Bystro is an instrument for scientific and clinical research pertaining to human health. As such, it's important to be able to write software that is both (1) correct and (2) demonstrates assurances of its correctness. While there is in general no silver bullet for assuring the correctness of complex programs, software testing is a widely-adopted strategy for increasing software reliability, affording:
- proofs of correctness for example input-output pairs or even entire properties of functions
- protection against regressions
- executable documentation
- human-readable examples of API usage
- stronger incentives for effective design
- faster and more effective code reviews
- increased velocity in debugging 1
Testing is often perceived to be a laborious chore, a consideration that can be postponed until after the real work of developing application code is complete. This sentiment is sometimes reinforced by the notion that, as intelligent people, we can simply see for ourselves that our code is correct without need for testing. This sentiment is undercut by the following observations:
- It is often not complex algorithmic errors that lead to software faults, but simple errors like typos and "thinkos" that lead to the most pernicious software faults.
- Even if we can verify the correctness of our own code, we can't verify that it remains correct whenever code is modified.
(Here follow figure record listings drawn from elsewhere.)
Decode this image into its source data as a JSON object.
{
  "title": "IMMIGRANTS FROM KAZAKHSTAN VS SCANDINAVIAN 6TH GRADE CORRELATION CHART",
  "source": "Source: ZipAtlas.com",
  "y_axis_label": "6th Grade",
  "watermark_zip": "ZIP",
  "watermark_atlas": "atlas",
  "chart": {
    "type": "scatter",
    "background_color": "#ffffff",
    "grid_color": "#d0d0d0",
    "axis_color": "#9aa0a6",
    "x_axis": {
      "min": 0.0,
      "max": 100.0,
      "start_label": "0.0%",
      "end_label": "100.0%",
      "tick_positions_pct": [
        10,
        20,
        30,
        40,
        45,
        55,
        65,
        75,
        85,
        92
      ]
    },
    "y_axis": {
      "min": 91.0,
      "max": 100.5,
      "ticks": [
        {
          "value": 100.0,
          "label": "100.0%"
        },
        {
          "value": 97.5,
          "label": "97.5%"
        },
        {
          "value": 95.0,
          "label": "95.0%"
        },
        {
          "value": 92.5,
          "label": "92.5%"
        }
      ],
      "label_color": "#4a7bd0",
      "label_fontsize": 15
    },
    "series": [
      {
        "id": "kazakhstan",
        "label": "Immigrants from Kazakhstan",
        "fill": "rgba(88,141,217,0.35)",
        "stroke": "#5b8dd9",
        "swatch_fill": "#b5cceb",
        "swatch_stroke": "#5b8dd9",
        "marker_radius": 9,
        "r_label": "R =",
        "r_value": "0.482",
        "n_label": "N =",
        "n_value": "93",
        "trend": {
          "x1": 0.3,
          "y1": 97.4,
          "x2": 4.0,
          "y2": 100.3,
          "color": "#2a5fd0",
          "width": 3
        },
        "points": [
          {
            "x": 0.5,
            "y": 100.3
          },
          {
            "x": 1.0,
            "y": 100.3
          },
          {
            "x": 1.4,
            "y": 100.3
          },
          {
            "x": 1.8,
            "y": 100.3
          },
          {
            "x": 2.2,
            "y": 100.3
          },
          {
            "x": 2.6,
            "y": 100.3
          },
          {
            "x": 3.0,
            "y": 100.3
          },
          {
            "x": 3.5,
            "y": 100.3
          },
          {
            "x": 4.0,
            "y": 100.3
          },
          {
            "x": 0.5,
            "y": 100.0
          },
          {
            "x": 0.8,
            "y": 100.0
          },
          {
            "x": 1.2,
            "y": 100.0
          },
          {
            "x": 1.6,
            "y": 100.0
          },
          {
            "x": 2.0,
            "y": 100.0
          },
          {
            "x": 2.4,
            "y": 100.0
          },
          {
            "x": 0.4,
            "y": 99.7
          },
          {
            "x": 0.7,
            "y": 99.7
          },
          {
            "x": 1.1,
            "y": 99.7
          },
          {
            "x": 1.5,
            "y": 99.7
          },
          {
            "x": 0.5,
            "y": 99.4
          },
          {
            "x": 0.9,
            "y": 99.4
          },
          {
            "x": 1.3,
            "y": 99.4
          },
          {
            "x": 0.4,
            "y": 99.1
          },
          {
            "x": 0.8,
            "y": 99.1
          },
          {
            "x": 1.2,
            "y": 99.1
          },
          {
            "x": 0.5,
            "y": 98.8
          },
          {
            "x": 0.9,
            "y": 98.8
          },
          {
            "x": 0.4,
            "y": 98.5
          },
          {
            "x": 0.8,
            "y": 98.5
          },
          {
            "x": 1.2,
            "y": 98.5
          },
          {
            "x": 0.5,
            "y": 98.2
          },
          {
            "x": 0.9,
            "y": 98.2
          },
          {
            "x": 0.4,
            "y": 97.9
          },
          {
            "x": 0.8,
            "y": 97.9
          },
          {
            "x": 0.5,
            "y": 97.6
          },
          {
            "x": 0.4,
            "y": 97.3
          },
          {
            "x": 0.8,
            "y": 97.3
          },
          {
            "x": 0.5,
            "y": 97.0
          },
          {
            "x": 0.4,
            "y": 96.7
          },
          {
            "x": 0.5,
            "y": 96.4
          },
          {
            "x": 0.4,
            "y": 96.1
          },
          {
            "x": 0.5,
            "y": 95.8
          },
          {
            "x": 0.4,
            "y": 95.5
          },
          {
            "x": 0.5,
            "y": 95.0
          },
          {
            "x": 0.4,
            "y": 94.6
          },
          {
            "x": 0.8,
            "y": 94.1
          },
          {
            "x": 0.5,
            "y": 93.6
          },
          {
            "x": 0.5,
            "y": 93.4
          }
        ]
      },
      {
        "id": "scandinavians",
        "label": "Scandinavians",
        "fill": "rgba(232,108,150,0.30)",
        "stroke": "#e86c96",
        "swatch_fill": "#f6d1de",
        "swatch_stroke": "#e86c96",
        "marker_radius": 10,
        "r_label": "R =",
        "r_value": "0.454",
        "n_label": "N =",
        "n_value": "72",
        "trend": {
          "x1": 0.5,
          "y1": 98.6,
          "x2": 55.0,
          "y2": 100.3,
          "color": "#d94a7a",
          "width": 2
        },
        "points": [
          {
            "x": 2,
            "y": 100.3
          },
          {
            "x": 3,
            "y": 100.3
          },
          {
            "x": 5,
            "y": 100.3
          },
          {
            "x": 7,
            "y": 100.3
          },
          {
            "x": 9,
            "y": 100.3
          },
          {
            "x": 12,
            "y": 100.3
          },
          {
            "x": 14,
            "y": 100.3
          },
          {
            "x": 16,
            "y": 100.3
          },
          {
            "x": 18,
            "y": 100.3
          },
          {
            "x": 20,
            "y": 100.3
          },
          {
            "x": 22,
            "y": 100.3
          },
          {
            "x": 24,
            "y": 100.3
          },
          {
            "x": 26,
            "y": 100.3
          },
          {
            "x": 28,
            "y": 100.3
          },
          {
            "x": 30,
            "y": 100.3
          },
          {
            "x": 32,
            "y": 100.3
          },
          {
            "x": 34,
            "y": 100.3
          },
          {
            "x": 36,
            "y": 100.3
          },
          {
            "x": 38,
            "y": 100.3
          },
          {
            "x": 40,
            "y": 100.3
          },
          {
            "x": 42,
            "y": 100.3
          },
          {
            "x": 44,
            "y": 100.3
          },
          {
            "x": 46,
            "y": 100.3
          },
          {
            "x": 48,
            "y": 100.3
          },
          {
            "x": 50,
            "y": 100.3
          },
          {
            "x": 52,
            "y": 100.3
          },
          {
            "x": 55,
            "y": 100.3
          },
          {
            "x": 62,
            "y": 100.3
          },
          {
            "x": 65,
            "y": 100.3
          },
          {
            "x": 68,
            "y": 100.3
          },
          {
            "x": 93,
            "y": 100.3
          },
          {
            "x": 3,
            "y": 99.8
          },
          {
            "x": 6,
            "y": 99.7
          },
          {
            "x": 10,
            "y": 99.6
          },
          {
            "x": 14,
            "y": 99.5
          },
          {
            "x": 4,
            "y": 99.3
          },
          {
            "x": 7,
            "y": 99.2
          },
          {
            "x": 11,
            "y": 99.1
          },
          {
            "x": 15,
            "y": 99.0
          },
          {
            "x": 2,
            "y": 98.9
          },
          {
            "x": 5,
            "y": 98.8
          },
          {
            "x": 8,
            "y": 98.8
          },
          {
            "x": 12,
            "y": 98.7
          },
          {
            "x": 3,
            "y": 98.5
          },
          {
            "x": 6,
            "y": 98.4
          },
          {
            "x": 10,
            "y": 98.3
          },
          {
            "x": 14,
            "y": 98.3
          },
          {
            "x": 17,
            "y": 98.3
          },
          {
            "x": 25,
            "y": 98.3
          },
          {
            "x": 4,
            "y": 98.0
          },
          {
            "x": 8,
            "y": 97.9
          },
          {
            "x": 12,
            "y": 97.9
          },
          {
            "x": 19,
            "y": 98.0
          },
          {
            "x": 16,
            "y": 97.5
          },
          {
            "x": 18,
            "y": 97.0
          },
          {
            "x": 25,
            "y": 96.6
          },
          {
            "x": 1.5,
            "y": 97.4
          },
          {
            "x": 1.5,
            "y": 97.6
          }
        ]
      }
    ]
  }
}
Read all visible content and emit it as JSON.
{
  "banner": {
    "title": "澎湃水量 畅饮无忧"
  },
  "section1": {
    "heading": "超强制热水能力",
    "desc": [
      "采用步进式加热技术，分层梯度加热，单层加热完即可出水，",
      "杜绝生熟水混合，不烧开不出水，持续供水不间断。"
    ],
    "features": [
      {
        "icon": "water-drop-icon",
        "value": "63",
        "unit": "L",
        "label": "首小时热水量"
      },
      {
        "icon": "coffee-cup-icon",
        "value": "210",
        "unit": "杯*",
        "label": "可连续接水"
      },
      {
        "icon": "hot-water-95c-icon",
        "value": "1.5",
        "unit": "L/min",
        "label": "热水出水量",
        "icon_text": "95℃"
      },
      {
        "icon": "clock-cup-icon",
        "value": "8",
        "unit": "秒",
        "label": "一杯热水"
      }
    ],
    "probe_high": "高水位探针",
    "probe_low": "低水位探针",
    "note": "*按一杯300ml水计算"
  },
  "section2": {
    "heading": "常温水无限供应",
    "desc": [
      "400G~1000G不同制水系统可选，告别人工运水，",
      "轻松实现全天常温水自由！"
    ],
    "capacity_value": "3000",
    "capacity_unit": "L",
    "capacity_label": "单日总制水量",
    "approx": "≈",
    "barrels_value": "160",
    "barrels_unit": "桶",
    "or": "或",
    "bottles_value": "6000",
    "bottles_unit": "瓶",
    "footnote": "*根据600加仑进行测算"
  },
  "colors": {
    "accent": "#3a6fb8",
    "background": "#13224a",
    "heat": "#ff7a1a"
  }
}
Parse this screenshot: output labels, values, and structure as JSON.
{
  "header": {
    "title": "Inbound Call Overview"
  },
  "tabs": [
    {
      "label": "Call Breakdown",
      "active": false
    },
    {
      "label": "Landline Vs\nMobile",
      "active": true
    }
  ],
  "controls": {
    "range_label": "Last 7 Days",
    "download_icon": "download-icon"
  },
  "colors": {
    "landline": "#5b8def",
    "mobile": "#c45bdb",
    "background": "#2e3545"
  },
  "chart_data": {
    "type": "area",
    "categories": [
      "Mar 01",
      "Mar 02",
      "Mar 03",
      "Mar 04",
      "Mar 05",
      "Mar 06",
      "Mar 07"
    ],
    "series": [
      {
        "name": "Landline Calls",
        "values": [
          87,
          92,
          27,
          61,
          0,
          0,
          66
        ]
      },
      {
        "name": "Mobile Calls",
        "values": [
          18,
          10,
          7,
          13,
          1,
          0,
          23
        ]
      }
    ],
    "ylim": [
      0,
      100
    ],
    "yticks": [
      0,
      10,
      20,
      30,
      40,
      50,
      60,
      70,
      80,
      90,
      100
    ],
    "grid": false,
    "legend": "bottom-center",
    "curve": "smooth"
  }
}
Those modifications may come from the module under test, another module within Bystro, or a library outside of Bystro entirely.
- Software, like any complex system, is subject to emergence, where the system exhibits behaviors at one level of organization that are essentially unpredictable in principle from analysis of the levels below. At some level of complexity, the only practical assurance of correctness is empirical testing.
Reluctance to perform testing can lead to the following organizational equilibrium:
- low test coverage
- a test suite that doesn't afford much benefit
- code that is difficult to test
- unfamiliarity with efficient testing workflows leading to high perceived costs of writing tests
- psychological reluctance / unease with working on the codebase
But there is another equilibrium where the following conditions hold:
- high test coverage
- a test suite that assures many software properties
- code that's easy to test
- familiarity with efficient testing workflows, leading low perceived cost of testing and interactive development
- psychological confidence for modifying code
The latter state is generally preferable to the former, especially for long-running projects where multiple authors will collaborate to produce multiple versions of a program over time.
When considering what to test, the overriding principle is the so-called Beyonce Rule: "if you liked it, then you should have put a test on it". If it's important that your code exhibit a certain behavior or property, ensure it with an automated test. If not, assume that it will eventually be broken.
In general, it should always be possible to run unit tests locally so that they are run early and often during development. This means that unit tests should be:
- self-contained, requiring no connections to the outside world
- deterministic, giving the same result each time
- fast enough that running tests doesn't force a context switch
Tactical recommendations for ensuring these criteria are given below.
Many organizations use numerical metrics, such as the fraction of lines of code in a module executed during tests, in order to set standards for testing. There is a certain logic to this: if code is not under test at all, then it is not tested. The converse, however, is not as reliable. If a given module has 100% test coverage, we can have assurance that the code doesn't immediately crash upon execution, and that is better than no assurance at all. That, however is no guarantee that the tests effectively verify any property of the program more complex than "not crashing".
Code coverage reports can be a helpful tool for finding untested behaviors in our code, and well-tested systems will tend to have high test coverage, but a system with high test coverage is not necessarily well-tested. Worse, making code coverage a target tends to encourage developers to write trivial tests to satisfy coverage requirements as easily as possible.
Bystro uses the pytest framework for testing Python code. While the reader is referred to the pytest documentation for a full discussion of its use, we note the following points in particular.
Sometimes you may find that a test is slow, where "slow" means "so slow that it interrupts you."
First, ask yourself: "is it necessary that this test is slow?" Slow tests are often a sign that either the test or the underlying application code could be better structured. Even in a dynamic, high-level language such as Python, a program can do a lot of work before it takes enough time for human attention to consciously register its wall time. If a test is taking a noticeably long time, consider whether it's doing things that shouldn't be done during a unit test, like talking to the outside world or doing more work than necessary in order to verify the property under test.
If a test is irreducibly slow (say, more than a few seconds), mark it with pytest as follows:
@pytest.mark.slow
def some_slow_test():
pass
If a test takes more than 30 seconds, it is almost certainly either not correctly structured or not a unit test, and should be somehow refactored or reorganized.
In all cases, do not prematurely / speculatively optimize tests before they present problems.